Only a very small portion of my application cares how may bits it is being executed on. We have a few C++ DLLs and JNI calls that need to be different. Most of this is determined at runtime by checking if the JRE we are running on is 64-bits.
I would like to avoid distributing two 130 MB files, and ideally ship one big zip file that has both installers in it, each referencing common components. Do I need to create merge modules for the common things and reference them in each of the projects?
We are using InstallShield 2009 (Premier) if that matters.
Solution
If you can get away with having zero 64-bit components in your setup, then you can just make it a 100% 32-bit setup, and it will work equally well in 32-bit and 64-bit Windows.

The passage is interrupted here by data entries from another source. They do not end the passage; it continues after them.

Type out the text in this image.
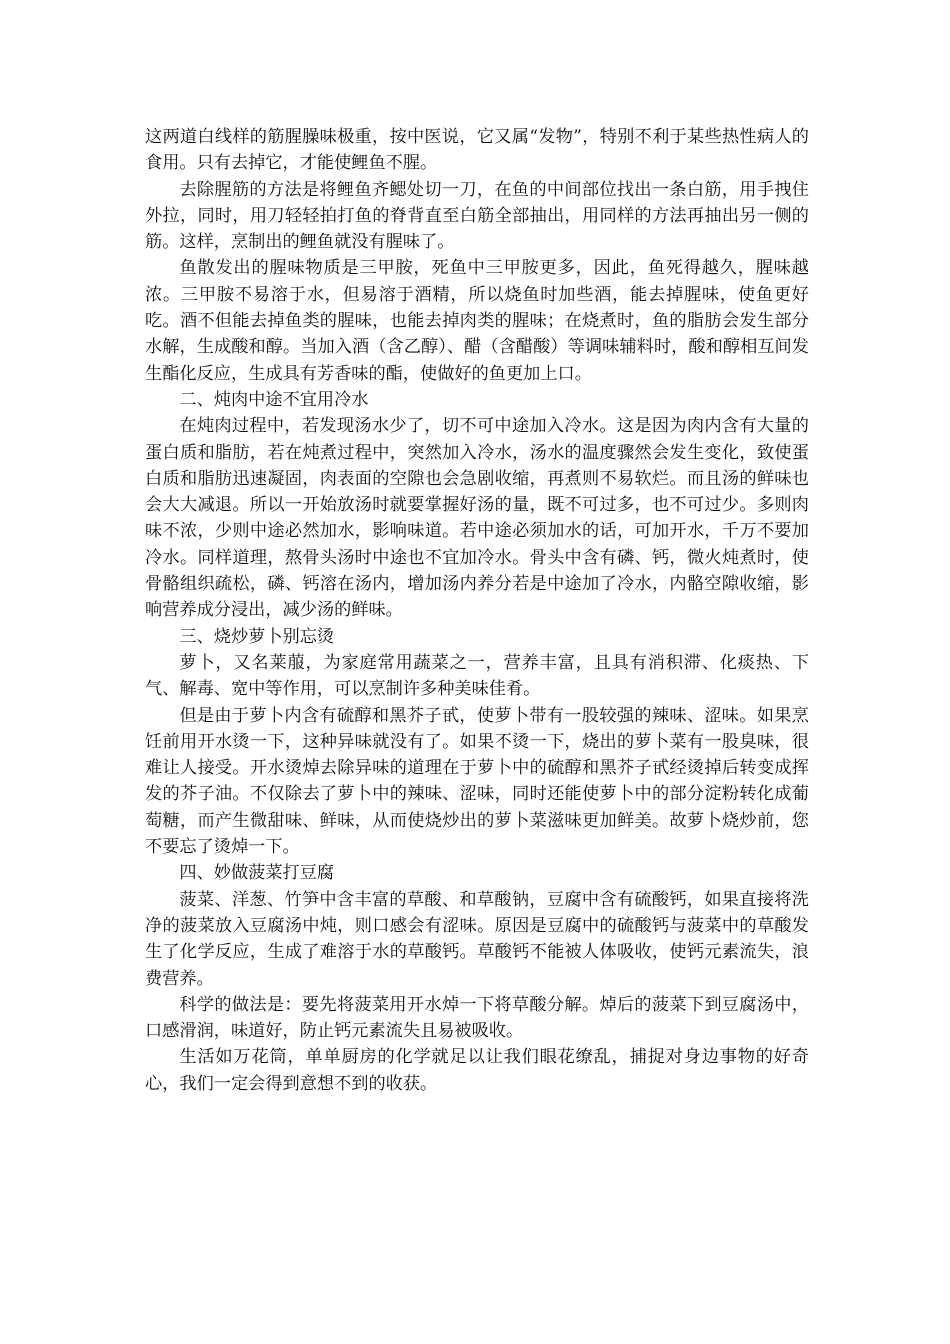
这两道白线样的筋腥臊味极重，按中医说，它又属“发物”，特别不利于某些热性病人的食用。只有去掉它，才能使鲤鱼不腥。

去除腥筋的方法是将鲤鱼齐鳃处切一刀，在鱼的中间部位找出一条白筋，用手拽住外拉，同时，用刀轻轻拍打鱼的脊背直至白筋全部抽出，用同样的方法再抽出另一侧的筋。这样，烹制出的鲤鱼就没有腥味了。

鱼散发出的腥味物质是三甲胺，死鱼中三甲胺更多，因此，鱼死得越久，腥味越浓。三甲胺不易溶于水，但易溶于酒精，所以烧鱼时加些酒，能去掉腥味，使鱼更好吃。酒不但能去掉鱼类的腥味，也能去掉肉类的腥味；在烧煮时，鱼的脂肪会发生部分水解，生成酸和醇。当加入酒（含乙醇）、醋（含醋酸）等调味辅料时，酸和醇相互间发生酯化反应，生成具有芳香味的酯，使做好的鱼更加上口。

二、炖肉中途不宜用冷水

在炖肉过程中，若发现汤水少了，切不可中途加入冷水。这是因为肉内含有大量的蛋白质和脂肪，若在炖煮过程中，突然加入冷水，汤水的温度骤然会发生变化，致使蛋白质和脂肪迅速凝固，肉表面的空隙也会急剧收缩，再煮则不易软烂。而且汤的鲜味也会大大减退。所以一开始放汤时就要掌握好汤的量，既不可过多，也不可过少。多则肉味不浓，少则中途必然加水，影响味道。若中途必须加水的话，可加开水，千万不要加冷水。同样道理，熬骨头汤时中途也不宜加冷水。骨头中含有磷、钙，微火炖煮时，使骨骼组织疏松，磷、钙溶在汤内，增加汤内养分若是中途加了冷水，内骼空隙收缩，影响营养成分浸出，减少汤的鲜味。

三、烧炒萝卜别忘烫

萝卜，又名莱菔，为家庭常用蔬菜之一，营养丰富，且具有消积滞、化痰热、下气、解毒、宽中等作用，可以烹制许多种美味佳肴。

但是由于萝卜内含有硫醇和黑芥子甙，使萝卜带有一股较强的辣味、涩味。如果烹饪前用开水烫一下，这种异味就没有了。如果不烫一下，烧出的萝卜菜有一股臭味，很难让人接受。开水烫焯去除异味的道理在于萝卜中的硫醇和黑芥子甙经烫掉后转变成挥发的芥子油。不仅除去了萝卜中的辣味、涩味，同时还能使萝卜中的部分淀粉转化成葡萄糖，而产生微甜味、鲜味，从而使烧炒出的萝卜菜滋味更加鲜美。故萝卜烧炒前，您不要忘了烫焯一下。

四、妙做菠菜打豆腐

菠菜、洋葱、竹笋中含丰富的草酸、和草酸钠，豆腐中含有硫酸钙，如果直接将洗净的菠菜放入豆腐汤中炖，则口感会有涩味。原因是豆腐中的硫酸钙与菠菜中的草酸发生了化学反应，生成了难溶于水的草酸钙。草酸钙不能被人体吸收，使钙元素流失，浪费营养。

科学的做法是：要先将菠菜用开水焯一下将草酸分解。焯后的菠菜下到豆腐汤中，口感滑润，味道好，防止钙元素流失且易被吸收。

生活如万花筒，单单厨房的化学就足以让我们眼花缭乱，捕捉对身边事物的好奇心，我们一定会得到意想不到的收获。
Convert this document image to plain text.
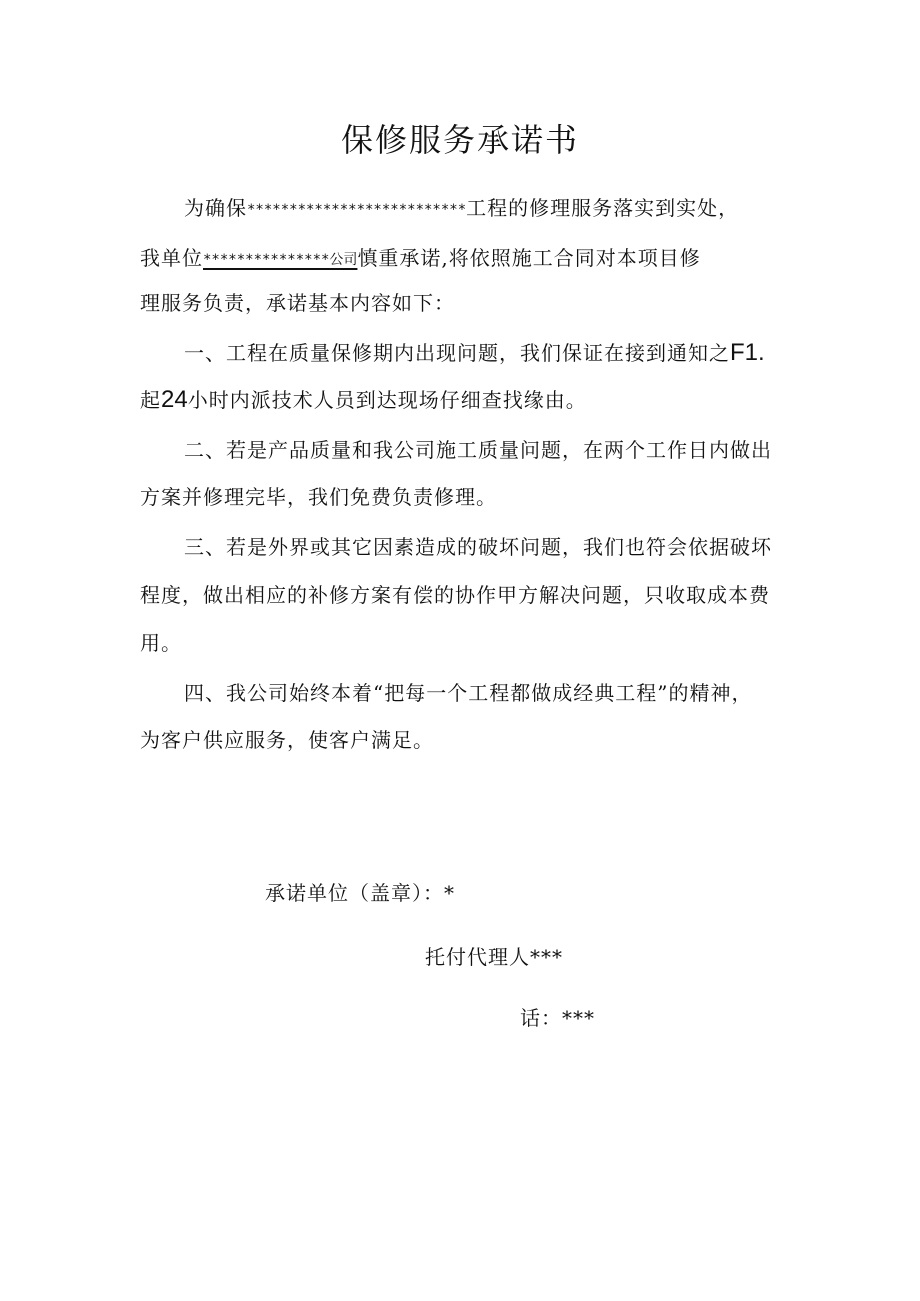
保修服务承诺书
为确保**************************工程的修理服务落实到实处，
我单位***************公司慎重承诺,将依照施工合同对本项目修
理服务负责，承诺基本内容如下：
一、工程在质量保修期内出现问题，我们保证在接到通知之F1.
起24小时内派技术人员到达现场仔细查找缘由。
二、若是产品质量和我公司施工质量问题，在两个工作日内做出
方案并修理完毕，我们免费负责修理。
三、若是外界或其它因素造成的破坏问题，我们也符会依据破坏
程度，做出相应的补修方案有偿的协作甲方解决问题，只收取成本费
用。
四、我公司始终本着“把每一个工程都做成经典工程”的精神，
为客户供应服务，使客户满足。
承诺单位（盖章）：*
托付代理人***
话：***
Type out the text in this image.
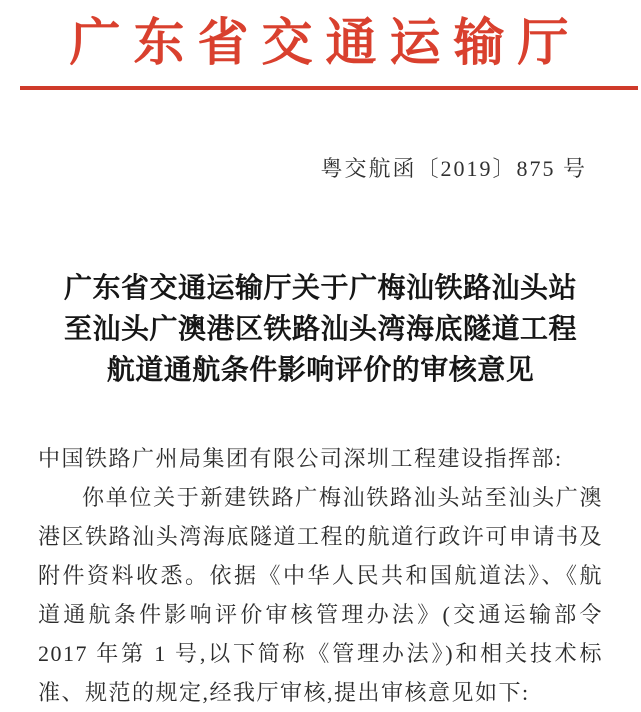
广东省交通运输厅
粤交航函〔2019〕875 号
广东省交通运输厅关于广梅汕铁路汕头站
至汕头广澳港区铁路汕头湾海底隧道工程
航道通航条件影响评价的审核意见
中国铁路广州局集团有限公司深圳工程建设指挥部:

你单位关于新建铁路广梅汕铁路汕头站至汕头广澳港区铁路汕头湾海底隧道工程的航道行政许可申请书及附件资料收悉。依据《中华人民共和国航道法》、《航道通航条件影响评价审核管理办法》(交通运输部令 2017 年第 1 号,以下简称《管理办法》)和相关技术标准、规范的规定,经我厅审核,提出审核意见如下:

If that's not possible, I recommend using Product Configuration Flags. On the "Releases" view, create multiple Product Configurations, such as "XP32" and "XP64". Mark the Template Summary field as appropriate: one as "Intel;1033" and the other as "AMD64;1033". Associate each with a unique Product Configuration Flag to identify it, e.g. "xp32", "xp64". Then, for each Feature, set the appropriate Release Flag. You can set the 64-bit property on your 64-bit components as necessary; just make sure that the Features you mark as "xp32" have no 64-bit components in them. This will allow you to only have 1 InstallShield project file, but generate both 32-bit and 64-bit releases.
OTHER TIPS
If you use a single 32-bit setup project as mentioned in this thread, you may run into problems running 32-bit processes on 64-bit systems depending on what you are doing. Since your setup is a 32-bit process, the OS assumes it needs to use 32-bit resources. On 64-bit machines, you have both. For example, system32 and SysWOW64. (Strangely enough, the system32 houses the 64-bit resources while the SysWOW64 is 32-bit.) You can force the OS to use the 64-bit resources by using the SYSNATIVE file system redirector. I found this useful when setting up IIS using DISM.exe or PKGMGR.exe on Windows Server 2008R2 and 2012.